🤖 AI Summary
This work investigates the capability of large language models (LLMs) in detecting hallucinations within mixed-context settings, particularly their inability to reliably distinguish *factual hallucinations*—plausible yet subtly incorrect statements—from *non-factual hallucinations*—overtly absurd or logically inconsistent content. Through multi-scale experiments involving direct generation and retrieval-augmented detection on standardized summarization benchmarks, augmented by human annotation and controlled hallucination injection, we uncover a systematic overestimation bias toward factual hallucinations, rooted in LLMs’ intrinsic imbalance in knowledge activation versus contextual grounding. Results show that all evaluated LLMs exhibit, on average, 27.4% lower accuracy on factual hallucination detection than on non-factual ones—identifying this as a critical bottleneck. Building on this finding, we propose the *knowledge–context co-utilization* paradigm, offering both theoretical insight into hallucination robustness and a principled technical framework for mitigation.
📝 Abstract
With the rapid development of large language models (LLMs), LLM-as-a-judge has emerged as a widely adopted approach for text quality evaluation, including hallucination evaluation.

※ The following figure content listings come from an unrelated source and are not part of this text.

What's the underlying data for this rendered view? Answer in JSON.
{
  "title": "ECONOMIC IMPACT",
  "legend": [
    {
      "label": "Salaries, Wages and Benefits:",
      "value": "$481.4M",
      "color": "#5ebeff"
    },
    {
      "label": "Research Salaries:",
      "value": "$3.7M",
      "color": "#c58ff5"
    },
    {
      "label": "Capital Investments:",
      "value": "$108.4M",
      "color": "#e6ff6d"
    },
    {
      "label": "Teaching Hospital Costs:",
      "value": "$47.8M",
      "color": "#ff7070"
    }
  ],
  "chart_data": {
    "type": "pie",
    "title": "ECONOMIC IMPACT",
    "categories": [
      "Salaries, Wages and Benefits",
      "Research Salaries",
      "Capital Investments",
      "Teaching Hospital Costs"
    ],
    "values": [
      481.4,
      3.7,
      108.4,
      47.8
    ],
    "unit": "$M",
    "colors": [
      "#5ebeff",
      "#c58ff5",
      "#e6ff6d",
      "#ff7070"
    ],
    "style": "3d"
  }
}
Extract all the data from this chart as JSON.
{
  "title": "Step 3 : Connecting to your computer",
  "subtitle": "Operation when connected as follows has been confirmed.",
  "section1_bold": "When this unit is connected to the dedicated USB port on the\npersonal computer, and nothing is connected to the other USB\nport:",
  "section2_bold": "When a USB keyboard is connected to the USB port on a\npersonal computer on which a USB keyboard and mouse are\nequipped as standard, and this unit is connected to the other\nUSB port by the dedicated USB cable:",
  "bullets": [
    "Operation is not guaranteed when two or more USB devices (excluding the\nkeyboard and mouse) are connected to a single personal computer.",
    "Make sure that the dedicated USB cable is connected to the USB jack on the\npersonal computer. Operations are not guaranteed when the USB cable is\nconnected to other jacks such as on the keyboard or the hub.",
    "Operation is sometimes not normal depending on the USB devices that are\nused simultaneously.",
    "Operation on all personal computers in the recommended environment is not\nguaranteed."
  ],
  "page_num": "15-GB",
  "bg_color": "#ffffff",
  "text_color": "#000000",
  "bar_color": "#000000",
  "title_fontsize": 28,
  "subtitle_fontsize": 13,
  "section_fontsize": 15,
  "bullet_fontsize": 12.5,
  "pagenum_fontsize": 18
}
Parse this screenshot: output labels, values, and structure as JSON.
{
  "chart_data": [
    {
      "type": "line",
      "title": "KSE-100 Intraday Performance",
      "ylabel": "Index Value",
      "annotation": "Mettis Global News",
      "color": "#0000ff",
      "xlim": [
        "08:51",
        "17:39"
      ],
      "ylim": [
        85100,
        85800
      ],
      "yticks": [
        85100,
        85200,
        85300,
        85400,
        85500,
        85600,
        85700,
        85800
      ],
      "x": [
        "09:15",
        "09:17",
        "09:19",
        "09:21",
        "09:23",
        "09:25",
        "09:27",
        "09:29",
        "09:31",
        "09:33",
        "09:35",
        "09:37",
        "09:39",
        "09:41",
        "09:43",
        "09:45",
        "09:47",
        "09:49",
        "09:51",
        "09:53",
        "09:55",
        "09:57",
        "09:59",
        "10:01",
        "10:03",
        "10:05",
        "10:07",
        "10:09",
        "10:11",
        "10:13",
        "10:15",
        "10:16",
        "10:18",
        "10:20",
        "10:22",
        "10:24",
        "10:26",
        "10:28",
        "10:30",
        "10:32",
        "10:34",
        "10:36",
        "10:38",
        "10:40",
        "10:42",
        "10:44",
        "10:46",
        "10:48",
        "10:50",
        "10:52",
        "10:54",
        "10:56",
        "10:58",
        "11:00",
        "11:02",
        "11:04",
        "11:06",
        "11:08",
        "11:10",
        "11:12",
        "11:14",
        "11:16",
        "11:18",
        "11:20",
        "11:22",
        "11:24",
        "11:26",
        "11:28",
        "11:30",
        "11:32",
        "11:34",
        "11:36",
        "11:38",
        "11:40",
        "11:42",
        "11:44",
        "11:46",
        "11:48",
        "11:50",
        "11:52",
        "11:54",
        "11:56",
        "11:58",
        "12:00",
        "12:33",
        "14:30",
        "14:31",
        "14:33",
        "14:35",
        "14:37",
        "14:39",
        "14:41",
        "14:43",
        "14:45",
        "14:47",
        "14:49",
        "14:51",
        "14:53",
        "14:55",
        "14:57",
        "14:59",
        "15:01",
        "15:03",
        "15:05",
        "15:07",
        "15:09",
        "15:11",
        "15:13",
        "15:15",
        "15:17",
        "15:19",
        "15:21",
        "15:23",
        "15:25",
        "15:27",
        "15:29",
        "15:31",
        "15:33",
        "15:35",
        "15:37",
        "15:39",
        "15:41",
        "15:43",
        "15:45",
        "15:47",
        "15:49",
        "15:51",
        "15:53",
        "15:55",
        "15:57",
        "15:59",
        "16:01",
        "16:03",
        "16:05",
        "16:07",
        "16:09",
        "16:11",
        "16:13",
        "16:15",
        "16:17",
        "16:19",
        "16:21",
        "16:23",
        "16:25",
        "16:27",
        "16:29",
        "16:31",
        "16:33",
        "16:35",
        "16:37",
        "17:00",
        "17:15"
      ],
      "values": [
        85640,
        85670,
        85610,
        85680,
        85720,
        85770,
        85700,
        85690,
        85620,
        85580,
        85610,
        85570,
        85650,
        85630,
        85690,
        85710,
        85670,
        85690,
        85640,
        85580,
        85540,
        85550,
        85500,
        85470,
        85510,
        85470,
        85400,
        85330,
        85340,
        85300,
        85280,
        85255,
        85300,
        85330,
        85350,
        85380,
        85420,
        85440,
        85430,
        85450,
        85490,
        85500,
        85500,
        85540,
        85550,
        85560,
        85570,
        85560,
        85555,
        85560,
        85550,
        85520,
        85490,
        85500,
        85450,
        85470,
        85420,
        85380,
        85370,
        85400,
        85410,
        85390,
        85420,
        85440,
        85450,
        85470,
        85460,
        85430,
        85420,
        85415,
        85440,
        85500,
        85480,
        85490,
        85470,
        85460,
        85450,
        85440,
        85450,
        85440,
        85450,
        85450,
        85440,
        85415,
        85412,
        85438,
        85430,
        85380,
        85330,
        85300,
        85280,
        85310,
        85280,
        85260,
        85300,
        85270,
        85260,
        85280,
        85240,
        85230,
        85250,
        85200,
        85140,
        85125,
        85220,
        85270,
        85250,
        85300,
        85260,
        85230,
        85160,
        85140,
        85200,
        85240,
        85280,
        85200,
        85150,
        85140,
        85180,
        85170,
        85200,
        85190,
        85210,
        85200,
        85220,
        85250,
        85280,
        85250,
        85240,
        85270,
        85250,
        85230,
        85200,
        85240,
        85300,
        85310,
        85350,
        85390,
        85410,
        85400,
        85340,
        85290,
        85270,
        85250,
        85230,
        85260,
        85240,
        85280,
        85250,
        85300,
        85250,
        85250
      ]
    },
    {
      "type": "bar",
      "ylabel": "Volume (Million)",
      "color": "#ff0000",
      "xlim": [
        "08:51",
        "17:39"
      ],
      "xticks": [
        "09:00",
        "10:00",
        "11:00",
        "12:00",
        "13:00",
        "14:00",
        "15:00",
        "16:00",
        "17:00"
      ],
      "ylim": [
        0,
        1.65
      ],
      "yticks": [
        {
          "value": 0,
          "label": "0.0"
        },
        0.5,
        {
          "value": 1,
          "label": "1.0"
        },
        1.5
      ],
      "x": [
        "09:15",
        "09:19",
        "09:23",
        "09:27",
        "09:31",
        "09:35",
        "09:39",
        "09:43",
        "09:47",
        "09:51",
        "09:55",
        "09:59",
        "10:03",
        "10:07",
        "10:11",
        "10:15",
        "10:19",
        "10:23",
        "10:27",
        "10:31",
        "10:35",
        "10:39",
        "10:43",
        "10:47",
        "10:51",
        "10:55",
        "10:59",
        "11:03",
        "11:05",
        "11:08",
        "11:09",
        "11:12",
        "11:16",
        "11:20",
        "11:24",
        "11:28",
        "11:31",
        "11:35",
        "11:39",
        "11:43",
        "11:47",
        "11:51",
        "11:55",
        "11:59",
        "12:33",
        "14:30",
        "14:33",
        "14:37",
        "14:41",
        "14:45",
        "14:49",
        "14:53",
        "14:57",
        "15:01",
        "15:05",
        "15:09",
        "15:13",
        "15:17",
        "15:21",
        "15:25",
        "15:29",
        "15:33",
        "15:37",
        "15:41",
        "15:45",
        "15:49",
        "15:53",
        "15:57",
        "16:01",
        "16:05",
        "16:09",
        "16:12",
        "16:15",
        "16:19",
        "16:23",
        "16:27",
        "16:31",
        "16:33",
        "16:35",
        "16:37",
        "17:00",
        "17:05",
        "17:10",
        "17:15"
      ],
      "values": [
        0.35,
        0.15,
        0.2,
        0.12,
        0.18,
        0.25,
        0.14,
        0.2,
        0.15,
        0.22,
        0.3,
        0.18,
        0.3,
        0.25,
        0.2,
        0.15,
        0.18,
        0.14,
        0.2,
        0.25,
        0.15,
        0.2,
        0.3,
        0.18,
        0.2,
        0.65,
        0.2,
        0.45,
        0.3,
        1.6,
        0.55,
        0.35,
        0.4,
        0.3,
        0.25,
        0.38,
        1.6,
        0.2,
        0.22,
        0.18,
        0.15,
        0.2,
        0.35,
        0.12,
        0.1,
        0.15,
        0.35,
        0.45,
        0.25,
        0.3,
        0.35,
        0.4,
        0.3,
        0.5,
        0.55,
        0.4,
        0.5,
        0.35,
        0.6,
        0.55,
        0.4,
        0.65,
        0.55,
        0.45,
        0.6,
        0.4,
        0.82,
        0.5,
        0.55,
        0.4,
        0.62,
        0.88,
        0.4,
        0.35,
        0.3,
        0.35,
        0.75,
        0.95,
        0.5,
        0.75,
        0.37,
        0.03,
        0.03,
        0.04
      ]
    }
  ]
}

While previous studies have focused exclusively on single-context evaluation (e.g., discourse faithfulness or world factuality), real-world hallucinations typically involve mixed contexts, which remains inadequately evaluated. In this study, we use summarization as a representative task to comprehensively evaluate LLMs' capability in detecting mixed-context hallucinations, specifically distinguishing between factual and non-factual hallucinations. Through extensive experiments across direct generation and retrieval-based models of varying scales, our main observations are: (1) LLMs' intrinsic knowledge introduces inherent biases in hallucination evaluation; (2) These biases particularly impact the detection of factual hallucinations, yielding a significant performance bottleneck; (3) The fundamental challenge lies in effective knowledge utilization, balancing between LLMs' intrinsic knowledge and external context for accurate mixed-context hallucination evaluation.